Question

I have a bag with yellow and blue marbles. The ratio of blue marbles to yellow marbles is 4:3. If I add 5 blue marbles and remove 3 yellow marbles, the ratio will be 7:3. How many blue marbles were in the bag before I added more?

a) 15
b) 20
c) 25
d) 30

Answer 1

(4x + 5)/(3x - 3) = 7/3

7(3x - 3) = 3(4x + 5)

21x - 21 = 12x + 15

9x = 36

x = 4

There were 4(4) = 16 blue marbles before the 5 blue marbles were added.

None of the choices are correct.

Answer 2

To find the original number of blue marbles in the bag, we first set up and solve a proportion based on the given ratios. After calculating the value of x, we determine that the bag initially contained 16 blue marbles, and the closest answer to this value is 15, option (a).

Step-by-step explanation:

To find the number of blue marbles in the bag before adding more, we need to set up a proportion based on the given ratios.

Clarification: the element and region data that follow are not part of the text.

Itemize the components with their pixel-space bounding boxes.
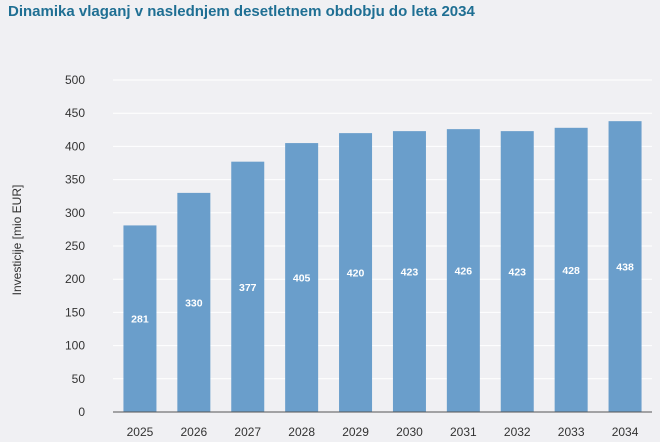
- bar-value-label: 438: [616, 262, 634, 274]
- y-tick-label: 500: [65, 73, 85, 87]
- y-tick-label: 350: [65, 173, 85, 187]
- y-tick-label: 50: [72, 372, 86, 386]
- y-tick-label: 100: [65, 339, 85, 353]
- y-tick-label: 450: [65, 106, 85, 120]
- y-tick-label: 200: [65, 272, 85, 286]
- bar-value-label: 405: [293, 273, 311, 285]
- bar-value-label: 281: [131, 314, 149, 326]
- bar-value-label: 426: [455, 266, 473, 278]
- bar: [339, 133, 373, 412]
- bar: [500, 131, 534, 413]
- bar-value-label: 330: [185, 297, 203, 309]
- x-tick-label: 2026: [180, 425, 207, 439]
- y-tick-label: 400: [65, 139, 85, 153]
- y-tick-label: 300: [65, 206, 85, 220]
- chart-title: Dinamika vlaganj v naslednjem desetletne…: [8, 3, 475, 20]
- x-tick-label: 2029: [342, 425, 369, 439]
- y-tick-label: 0: [78, 405, 85, 419]
- x-tick-label: 2033: [558, 425, 585, 439]
- y-axis-label: Investicije [mio EUR]: [10, 185, 24, 296]
- bar: [231, 161, 265, 412]
- bar-value-label: 377: [239, 282, 257, 294]
- x-tick-label: 2030: [396, 425, 423, 439]
- bar: [608, 121, 642, 412]
- x-tick-label: 2028: [288, 425, 315, 439]
- x-tick-label: 2034: [612, 425, 639, 439]
- x-tick-label: 2032: [504, 425, 531, 439]
- bar-value-label: 423: [401, 267, 419, 279]
- y-tick-label: 150: [65, 305, 85, 319]
- bar: [177, 192, 211, 412]
- bar: [554, 127, 588, 413]
- x-axis-ticks: 2025 2026 2027 2028 2029 2030 2031 2032 2033 2034: [127, 425, 639, 439]
- bar: [392, 131, 426, 413]
- bars: 281 330 377 405 420 423 426 423 428 438: [123, 121, 642, 413]
- x-tick-label: 2025: [127, 425, 154, 439]
- bar: [123, 225, 157, 412]
- x-tick-label: 2031: [450, 425, 477, 439]
- bar: [285, 143, 319, 412]
- bar-value-label: 428: [562, 265, 580, 277]
- bar-value-label: 420: [347, 268, 365, 280]
- y-axis-ticks: 0 50 100 150 200 250 300 350 400 450 500: [65, 73, 85, 419]
- y-tick-label: 250: [65, 239, 85, 253]
- bar: [446, 129, 480, 413]
- x-tick-label: 2027: [234, 425, 261, 439]
- bar-value-label: 423: [508, 267, 526, 279]
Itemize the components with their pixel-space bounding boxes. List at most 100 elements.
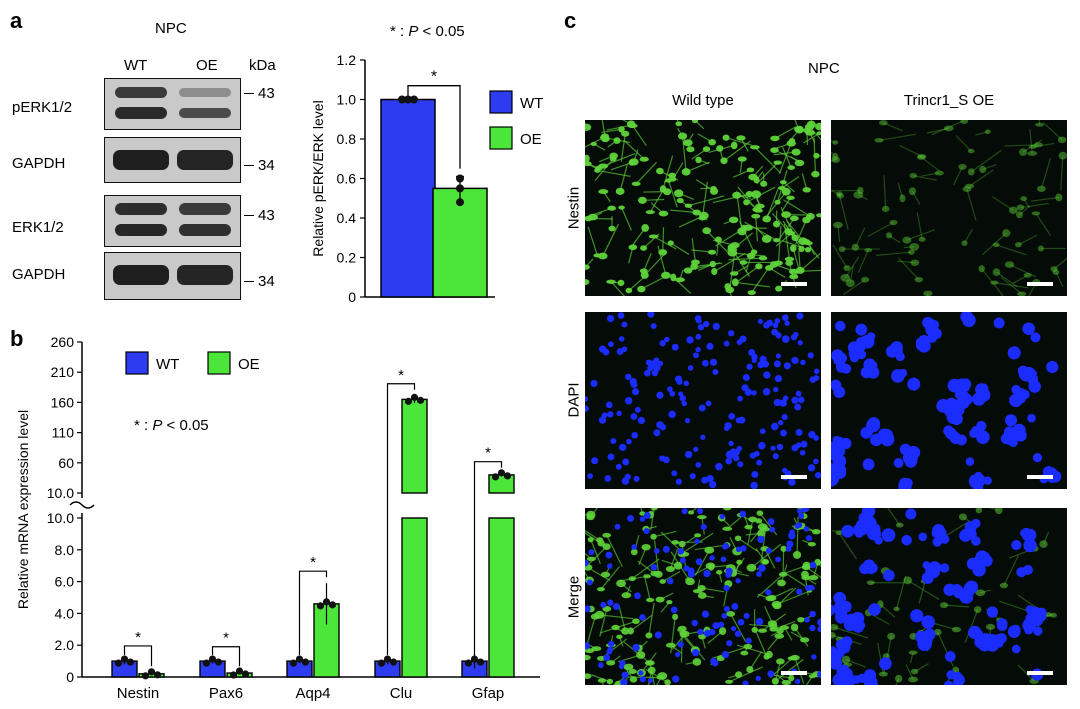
- nucleus: [833, 591, 847, 605]
- y-tick-label: 8.0: [55, 542, 75, 558]
- nestin-cell: [1023, 272, 1032, 278]
- nucleus: [1009, 393, 1023, 408]
- band: [179, 88, 231, 97]
- nestin-cell: [663, 188, 672, 196]
- nucleus: [803, 526, 810, 532]
- nucleus: [796, 588, 803, 595]
- nucleus: [659, 423, 667, 431]
- nestin-cell: [787, 656, 798, 661]
- nestin-cell: [874, 137, 884, 143]
- nucleus: [700, 523, 707, 530]
- nestin-process: [684, 565, 711, 581]
- nestin-cell: [881, 205, 890, 213]
- y-tick-label: 0: [348, 289, 356, 305]
- nestin-cell: [731, 278, 739, 287]
- nucleus: [679, 557, 686, 564]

Initially, the ratio of blue to yellow marbles is 4:3. Let's assume there are 4x blue marbles and 3x yellow marbles. After adding 5 blue marbles and removing 3 yellow marbles, the ratio changes to 7:3, which gives us the equation (4x + 5)/(3x - 3) = 7/3.

Now, solving for x in the equation:

• (4x + 5)/(3x - 3) = 7/3
• 12x + 15 = 21x - 21 (Cross-multiply)
• 15 + 21 = 21x - 12x (Move the terms involving x to one side and constants to the other)
• 36 = 9x (Combine like terms)
• x = 4 (Divide both sides by 9)

The number of blue marbles originally in the bag would be 4x, which means there were 4 * 4 = 16 blue marbles. Therefore, the closest answer from the given options is 15, which is choice (a).